You’re not going to believe this. I can barely myself!
When I was a little girl I went on a forest adventure with a bunch of children and a guide. We kept hearing this elaborate bird song that sputtered and flowed and chirped in a manner of seconds. The guide told us that it was the call of the Winter Wren. It was rarely seen because it was so stealthily hidden in the thickets with its spotted tail feathers and brown wings. But it had 200 notes in its distinct song, so you could always hear it heralding through the wood. As a child I was completely enraptured. I came home to tell my dad who is also an avid birder and I remember being proud when he said, “You taught me something I didn’t know!” Ever since I have kept my ears open and my eyes pealed in a quest-like hunt to find one.

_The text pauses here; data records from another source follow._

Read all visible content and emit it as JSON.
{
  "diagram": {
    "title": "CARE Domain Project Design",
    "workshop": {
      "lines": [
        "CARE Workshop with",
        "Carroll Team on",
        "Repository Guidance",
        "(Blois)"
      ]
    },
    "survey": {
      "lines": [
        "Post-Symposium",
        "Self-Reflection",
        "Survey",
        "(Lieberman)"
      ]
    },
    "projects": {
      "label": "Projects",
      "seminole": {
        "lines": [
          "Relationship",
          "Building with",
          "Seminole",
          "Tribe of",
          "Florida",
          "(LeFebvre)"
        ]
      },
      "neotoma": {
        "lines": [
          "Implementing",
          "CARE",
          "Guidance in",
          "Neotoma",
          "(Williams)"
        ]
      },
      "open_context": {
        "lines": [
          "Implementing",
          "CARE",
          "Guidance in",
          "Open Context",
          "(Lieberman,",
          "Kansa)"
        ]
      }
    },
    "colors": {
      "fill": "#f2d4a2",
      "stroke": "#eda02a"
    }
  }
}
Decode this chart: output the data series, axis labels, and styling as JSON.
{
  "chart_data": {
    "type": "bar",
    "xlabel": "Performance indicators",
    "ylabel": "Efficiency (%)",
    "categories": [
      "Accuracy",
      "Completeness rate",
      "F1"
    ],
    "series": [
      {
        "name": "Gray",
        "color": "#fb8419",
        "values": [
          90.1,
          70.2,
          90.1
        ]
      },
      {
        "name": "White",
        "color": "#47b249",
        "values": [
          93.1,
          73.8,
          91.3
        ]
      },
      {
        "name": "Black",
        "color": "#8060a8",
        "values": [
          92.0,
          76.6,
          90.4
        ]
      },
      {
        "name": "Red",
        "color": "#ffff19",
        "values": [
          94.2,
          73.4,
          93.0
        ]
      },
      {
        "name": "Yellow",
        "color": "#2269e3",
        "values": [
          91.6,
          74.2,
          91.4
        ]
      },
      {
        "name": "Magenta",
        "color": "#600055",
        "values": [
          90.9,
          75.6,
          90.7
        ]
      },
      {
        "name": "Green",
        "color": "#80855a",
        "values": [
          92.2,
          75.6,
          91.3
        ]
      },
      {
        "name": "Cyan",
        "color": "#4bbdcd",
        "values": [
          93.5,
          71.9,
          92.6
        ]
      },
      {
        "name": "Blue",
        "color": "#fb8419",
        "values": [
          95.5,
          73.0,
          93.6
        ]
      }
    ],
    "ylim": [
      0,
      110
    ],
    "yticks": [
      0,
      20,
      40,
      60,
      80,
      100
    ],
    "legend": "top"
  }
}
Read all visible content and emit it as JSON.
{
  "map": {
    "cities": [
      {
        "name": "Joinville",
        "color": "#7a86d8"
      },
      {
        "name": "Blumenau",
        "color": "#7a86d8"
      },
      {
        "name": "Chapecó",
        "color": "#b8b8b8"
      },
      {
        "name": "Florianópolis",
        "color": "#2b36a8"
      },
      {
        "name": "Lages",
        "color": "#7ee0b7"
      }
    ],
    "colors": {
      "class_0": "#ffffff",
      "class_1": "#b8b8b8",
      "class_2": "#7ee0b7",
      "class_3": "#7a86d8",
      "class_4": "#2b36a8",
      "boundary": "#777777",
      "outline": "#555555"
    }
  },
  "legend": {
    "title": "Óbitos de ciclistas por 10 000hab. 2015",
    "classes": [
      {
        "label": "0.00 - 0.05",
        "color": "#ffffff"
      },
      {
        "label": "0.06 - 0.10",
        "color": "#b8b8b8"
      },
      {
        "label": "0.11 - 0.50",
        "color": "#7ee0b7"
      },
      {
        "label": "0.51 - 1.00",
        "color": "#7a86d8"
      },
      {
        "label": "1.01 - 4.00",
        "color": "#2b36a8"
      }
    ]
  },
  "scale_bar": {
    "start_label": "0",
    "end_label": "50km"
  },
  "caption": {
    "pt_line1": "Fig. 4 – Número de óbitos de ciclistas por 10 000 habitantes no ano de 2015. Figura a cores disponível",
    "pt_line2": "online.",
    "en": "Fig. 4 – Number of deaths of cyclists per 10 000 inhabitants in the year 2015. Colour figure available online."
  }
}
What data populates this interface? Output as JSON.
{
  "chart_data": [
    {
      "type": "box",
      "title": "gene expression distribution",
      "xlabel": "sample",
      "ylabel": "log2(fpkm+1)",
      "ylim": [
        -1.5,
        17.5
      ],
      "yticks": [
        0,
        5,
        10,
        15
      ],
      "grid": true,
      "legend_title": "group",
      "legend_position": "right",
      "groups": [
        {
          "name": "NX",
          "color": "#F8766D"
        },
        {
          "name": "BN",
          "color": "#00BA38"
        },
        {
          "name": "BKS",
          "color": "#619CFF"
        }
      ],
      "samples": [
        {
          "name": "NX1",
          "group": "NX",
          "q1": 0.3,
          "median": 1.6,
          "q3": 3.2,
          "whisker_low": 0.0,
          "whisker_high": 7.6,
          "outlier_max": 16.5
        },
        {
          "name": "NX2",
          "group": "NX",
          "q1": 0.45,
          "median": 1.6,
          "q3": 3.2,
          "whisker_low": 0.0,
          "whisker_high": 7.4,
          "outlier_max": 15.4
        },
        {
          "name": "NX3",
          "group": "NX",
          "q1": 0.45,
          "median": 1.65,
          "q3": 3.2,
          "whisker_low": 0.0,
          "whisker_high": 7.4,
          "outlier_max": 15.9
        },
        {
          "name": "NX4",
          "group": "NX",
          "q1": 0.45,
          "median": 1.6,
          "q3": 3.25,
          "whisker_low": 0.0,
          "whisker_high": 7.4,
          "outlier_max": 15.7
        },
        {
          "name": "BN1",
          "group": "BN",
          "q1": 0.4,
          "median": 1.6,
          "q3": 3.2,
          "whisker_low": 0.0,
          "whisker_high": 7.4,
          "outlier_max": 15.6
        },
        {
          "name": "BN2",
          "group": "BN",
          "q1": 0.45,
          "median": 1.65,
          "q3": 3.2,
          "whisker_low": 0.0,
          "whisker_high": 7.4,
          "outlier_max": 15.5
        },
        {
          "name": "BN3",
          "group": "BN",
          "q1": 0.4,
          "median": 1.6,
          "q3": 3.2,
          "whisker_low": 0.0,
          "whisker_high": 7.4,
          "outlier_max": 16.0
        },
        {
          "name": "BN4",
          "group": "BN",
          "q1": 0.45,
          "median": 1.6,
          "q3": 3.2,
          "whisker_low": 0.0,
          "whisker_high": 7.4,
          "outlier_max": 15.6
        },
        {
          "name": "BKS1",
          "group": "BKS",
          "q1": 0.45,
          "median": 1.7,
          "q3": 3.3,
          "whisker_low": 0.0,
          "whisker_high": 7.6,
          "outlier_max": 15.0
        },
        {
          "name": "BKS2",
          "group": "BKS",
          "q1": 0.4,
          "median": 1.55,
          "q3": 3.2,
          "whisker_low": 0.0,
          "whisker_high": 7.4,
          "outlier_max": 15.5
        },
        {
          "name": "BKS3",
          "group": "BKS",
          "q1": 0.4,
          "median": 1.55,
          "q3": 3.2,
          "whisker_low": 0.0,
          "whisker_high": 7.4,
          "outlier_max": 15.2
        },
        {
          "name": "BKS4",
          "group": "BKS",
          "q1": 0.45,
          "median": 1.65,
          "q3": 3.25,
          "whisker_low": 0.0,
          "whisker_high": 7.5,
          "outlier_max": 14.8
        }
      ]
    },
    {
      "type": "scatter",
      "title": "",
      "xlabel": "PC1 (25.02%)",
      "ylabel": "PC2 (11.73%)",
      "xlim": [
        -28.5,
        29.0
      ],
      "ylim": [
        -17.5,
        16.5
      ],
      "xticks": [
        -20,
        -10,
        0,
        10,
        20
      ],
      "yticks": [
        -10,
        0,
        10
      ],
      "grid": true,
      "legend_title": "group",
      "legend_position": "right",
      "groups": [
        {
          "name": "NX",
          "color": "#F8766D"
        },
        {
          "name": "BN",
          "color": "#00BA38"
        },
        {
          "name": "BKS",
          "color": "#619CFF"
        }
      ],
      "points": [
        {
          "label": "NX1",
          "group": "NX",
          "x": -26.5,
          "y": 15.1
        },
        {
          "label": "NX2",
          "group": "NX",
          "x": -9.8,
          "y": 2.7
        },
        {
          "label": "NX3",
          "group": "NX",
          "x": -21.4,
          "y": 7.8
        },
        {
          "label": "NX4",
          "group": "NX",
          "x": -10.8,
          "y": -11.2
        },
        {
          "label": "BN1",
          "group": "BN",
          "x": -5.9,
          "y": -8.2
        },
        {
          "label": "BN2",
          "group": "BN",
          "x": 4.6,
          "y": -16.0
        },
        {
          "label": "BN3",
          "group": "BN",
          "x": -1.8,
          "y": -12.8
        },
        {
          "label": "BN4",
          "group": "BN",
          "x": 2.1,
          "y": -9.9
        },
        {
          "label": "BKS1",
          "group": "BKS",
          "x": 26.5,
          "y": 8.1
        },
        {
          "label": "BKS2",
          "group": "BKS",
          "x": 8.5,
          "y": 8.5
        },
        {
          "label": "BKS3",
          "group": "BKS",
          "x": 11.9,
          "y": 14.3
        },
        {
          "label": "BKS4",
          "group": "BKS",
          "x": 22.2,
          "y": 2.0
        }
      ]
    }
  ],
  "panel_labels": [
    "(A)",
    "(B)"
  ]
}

A couple of months ago I drew a bunch of birds and their eggs and made a website to sell them. They were all birds I had seen in the woods around here and in my back yard. It was called Bird In Hand. And like the blocked artist I was I thought, This is stupid. I am silly. No one will like this. And even when an acquaintance wrote to me and said that her shop would like to FEATURE my birds in an art walk and have me come and sell them there I thought, I am too busy. I probably won’t sell any. Everyone will know I am a fraud. (Granted, I was very pregnant and nauseated, but still.)
And during that time I had a dream that I had a baby named wren. And I even saw a green bird at my window that I imagined was a wren. But I was never very sure. And then I made myself a dress that looked like a winter wren. And I blogged about all this and made a collage of me and that illusive bird.
The one bird in my bird series that I so far had never seen.
Then recently I started reading The Artist’s Way. And my art and my voice was suddenly and surprisingly unblocked. And the fear began to disappear. I started in on my unfinished Flora book (remember that little Tale? Flora Honeydew?) and I started painting without abandon. And I started selling a few prints again. And was asked to join a writers group. And then I was recommended the book Bird by Bird, in which it is suggested that we take our artistic work one bird at a time. Not to worry about the whole shebang, just plug away bit by bit. And instead of silly and stupid I started telling myself I am delightful and clever.
And do you know what I saw in my rose bush outside my kitchen window yesterday?
A winter wren.
And not just hiding and being discreet. Taunting me and hopping and twirping at the window. “hello, hello, hello hello!” he said. “One bird complete!” I didn’t have to search so hard. When I started diligently and slowly doing the work, believing I was capable, and opening my heart…
He came to me.
And when I went to my very first writing group meeting, and the ice breaker question was “What kind of bird would you be?” I knew exactly what to say.
The bird who may hide and worry about being seen, but has a very big song to complete.